Jauh dari pencarian jawaban selama beberapa dekade, para wanita ini memiliki hasrat yang sama untuk memberdayakan orang lain. "Bicaralah tentang rasa sakit Anda dan bagikan semua detail yang sepele," desak Curry. "Anda perlu memunculkan gerakan usus, seks yang menyakitkan, dan masalah kandung kemih."
"Hal-hal yang tidak ingin dibicarakan oleh siapa pun dapat menjadi komponen kunci untuk diagnosis dan jalur perawatan Anda," tambahnya.
Satu hal yang dibuat dengan jelas dari survei HealthyWomen adalah bahwa teknologi dapat menjadi sekutu terbesar wanita ketika datang untuk tetap mendapat informasi. Hasilnya menunjukkan bahwa sebagian besar wanita yang tidak didiagnosis ingin mempelajari lebih lanjut tentang endometriosis melalui email dan internet - dan ini berlaku bahkan bagi mereka yang didiagnosis dan kurang tertarik untuk mempelajari lebih lanjut.
Tetapi itu juga bisa digunakan sebagai sarana untuk berhubungan dengan orang lain di komunitas endo.

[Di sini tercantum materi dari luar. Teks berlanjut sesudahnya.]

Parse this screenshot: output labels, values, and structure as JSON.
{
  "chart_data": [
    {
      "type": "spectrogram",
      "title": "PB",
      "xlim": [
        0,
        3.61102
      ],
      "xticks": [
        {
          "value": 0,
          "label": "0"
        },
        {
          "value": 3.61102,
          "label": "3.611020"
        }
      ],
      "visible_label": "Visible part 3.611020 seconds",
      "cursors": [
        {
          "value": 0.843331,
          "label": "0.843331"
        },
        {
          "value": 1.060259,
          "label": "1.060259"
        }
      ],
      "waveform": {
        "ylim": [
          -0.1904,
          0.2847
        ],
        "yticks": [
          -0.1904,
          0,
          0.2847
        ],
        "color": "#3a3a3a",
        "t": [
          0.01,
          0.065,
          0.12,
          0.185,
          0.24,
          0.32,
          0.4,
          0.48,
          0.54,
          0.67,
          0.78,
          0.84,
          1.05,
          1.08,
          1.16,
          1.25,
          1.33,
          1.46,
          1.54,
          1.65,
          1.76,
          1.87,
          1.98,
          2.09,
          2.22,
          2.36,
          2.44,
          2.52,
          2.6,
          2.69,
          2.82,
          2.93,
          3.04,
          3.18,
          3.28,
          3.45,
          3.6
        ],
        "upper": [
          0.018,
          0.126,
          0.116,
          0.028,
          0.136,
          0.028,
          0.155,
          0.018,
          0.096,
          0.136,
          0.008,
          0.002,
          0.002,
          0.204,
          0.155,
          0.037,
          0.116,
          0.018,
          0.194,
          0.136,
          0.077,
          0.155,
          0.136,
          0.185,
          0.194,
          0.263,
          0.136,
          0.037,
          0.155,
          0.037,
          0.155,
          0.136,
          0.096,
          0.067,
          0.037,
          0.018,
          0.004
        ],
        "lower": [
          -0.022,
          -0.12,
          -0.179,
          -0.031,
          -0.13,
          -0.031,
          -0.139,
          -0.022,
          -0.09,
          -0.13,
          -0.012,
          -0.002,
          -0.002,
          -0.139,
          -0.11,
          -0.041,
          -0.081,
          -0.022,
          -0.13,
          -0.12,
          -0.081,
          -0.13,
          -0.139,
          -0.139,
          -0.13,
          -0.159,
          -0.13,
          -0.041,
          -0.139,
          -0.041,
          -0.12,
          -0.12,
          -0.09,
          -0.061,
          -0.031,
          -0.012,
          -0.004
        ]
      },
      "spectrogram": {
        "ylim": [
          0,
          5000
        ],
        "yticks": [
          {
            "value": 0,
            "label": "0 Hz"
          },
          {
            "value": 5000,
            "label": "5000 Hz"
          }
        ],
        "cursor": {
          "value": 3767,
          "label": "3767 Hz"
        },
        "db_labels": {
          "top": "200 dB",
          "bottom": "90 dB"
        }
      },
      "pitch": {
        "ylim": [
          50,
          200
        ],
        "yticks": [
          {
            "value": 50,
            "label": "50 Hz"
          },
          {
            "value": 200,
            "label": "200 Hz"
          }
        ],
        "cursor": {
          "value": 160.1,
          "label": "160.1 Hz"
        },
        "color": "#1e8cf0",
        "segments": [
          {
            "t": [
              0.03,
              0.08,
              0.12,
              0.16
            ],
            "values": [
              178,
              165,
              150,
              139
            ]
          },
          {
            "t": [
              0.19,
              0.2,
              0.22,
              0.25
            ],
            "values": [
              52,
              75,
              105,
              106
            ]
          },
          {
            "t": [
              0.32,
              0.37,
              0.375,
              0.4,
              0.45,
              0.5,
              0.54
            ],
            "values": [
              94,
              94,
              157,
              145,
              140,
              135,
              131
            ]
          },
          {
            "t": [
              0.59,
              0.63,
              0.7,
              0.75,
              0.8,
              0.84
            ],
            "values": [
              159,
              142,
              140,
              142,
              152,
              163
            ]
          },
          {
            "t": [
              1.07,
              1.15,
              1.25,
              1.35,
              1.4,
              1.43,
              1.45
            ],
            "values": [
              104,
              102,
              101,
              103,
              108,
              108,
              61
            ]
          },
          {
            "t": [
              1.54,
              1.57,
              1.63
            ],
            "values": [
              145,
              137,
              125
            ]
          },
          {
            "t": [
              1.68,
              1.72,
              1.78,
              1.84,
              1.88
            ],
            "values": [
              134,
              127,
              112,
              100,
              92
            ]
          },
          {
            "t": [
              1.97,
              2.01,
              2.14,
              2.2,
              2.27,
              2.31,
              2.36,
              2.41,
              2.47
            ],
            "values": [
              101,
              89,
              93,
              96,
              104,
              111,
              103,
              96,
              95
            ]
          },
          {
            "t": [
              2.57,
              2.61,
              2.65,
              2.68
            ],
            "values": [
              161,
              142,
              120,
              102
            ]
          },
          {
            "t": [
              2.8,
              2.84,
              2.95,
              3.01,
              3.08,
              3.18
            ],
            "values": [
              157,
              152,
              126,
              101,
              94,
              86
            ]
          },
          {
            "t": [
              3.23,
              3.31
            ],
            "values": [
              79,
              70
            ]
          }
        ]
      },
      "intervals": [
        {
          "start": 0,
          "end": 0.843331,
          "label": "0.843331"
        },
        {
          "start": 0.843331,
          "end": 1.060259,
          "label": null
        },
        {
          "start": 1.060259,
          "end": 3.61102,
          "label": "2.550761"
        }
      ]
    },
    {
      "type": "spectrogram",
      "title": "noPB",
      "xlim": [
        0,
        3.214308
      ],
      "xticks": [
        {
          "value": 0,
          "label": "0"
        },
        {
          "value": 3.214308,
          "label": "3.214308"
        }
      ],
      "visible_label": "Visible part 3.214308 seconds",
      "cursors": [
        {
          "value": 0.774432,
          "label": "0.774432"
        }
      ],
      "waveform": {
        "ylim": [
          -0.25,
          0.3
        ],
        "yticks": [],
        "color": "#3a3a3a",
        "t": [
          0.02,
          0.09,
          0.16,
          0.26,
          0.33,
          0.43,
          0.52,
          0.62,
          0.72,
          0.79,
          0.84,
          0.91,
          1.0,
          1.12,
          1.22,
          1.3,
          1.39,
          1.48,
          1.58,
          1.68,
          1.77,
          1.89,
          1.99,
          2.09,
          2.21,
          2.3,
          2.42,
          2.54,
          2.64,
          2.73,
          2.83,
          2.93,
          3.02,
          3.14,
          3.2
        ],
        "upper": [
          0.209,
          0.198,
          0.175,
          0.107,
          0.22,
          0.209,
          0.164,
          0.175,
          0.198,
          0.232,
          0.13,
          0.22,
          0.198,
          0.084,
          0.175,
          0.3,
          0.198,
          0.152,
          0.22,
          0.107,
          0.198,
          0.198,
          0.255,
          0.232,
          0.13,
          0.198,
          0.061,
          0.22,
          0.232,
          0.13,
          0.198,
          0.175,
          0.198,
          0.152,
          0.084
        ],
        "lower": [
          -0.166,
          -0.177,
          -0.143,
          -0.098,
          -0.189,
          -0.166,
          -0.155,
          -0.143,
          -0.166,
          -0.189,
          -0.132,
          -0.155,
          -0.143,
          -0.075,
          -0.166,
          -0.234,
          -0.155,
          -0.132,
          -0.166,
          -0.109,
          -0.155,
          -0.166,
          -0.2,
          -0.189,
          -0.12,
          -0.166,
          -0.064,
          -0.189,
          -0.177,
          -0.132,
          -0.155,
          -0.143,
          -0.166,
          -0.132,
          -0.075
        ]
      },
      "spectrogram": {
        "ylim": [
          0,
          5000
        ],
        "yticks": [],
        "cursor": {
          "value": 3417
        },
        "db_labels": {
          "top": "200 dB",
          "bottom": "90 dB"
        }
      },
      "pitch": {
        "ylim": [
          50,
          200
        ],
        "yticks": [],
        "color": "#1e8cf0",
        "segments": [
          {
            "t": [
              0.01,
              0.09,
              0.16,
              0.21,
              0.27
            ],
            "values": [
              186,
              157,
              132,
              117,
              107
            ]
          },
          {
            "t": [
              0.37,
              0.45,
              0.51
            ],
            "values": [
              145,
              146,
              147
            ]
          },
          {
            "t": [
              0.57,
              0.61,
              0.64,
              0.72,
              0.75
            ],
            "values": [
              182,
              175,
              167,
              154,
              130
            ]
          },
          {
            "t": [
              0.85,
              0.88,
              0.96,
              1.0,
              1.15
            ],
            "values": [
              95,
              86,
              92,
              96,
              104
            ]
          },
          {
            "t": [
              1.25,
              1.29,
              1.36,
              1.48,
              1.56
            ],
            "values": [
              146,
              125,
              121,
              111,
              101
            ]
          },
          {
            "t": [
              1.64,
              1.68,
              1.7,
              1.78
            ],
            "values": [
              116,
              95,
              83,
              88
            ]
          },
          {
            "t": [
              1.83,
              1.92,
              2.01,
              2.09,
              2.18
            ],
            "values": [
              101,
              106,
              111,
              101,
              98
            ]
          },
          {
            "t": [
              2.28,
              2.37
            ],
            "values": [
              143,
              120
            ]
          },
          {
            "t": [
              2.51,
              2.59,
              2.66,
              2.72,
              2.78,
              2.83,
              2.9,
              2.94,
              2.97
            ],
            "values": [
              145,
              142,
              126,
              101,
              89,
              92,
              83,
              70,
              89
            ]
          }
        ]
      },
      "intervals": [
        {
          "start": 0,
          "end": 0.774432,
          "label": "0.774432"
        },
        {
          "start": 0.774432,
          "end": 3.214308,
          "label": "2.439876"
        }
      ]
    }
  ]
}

Meskipun bertahun-tahun frustrasi dan kesalahpahaman, satu-satunya hikmah bagi Curry adalah para wanita yang ia temui yang berada di perjalanan yang sama. "Mereka mendukung dan semua orang ingin saling membantu dengan cara apa pun yang mereka bisa."
“Saya pikir sekarang bahwa lebih banyak orang yang sadar akan endometriosis, lebih mudah untuk dibicarakan,” kata Curry. "Daripada mengatakan Anda tidak merasa baik karena 'wanita kesakitan' Anda dapat mengatakan 'Saya memiliki endometriosis' dan orang-orang tahu."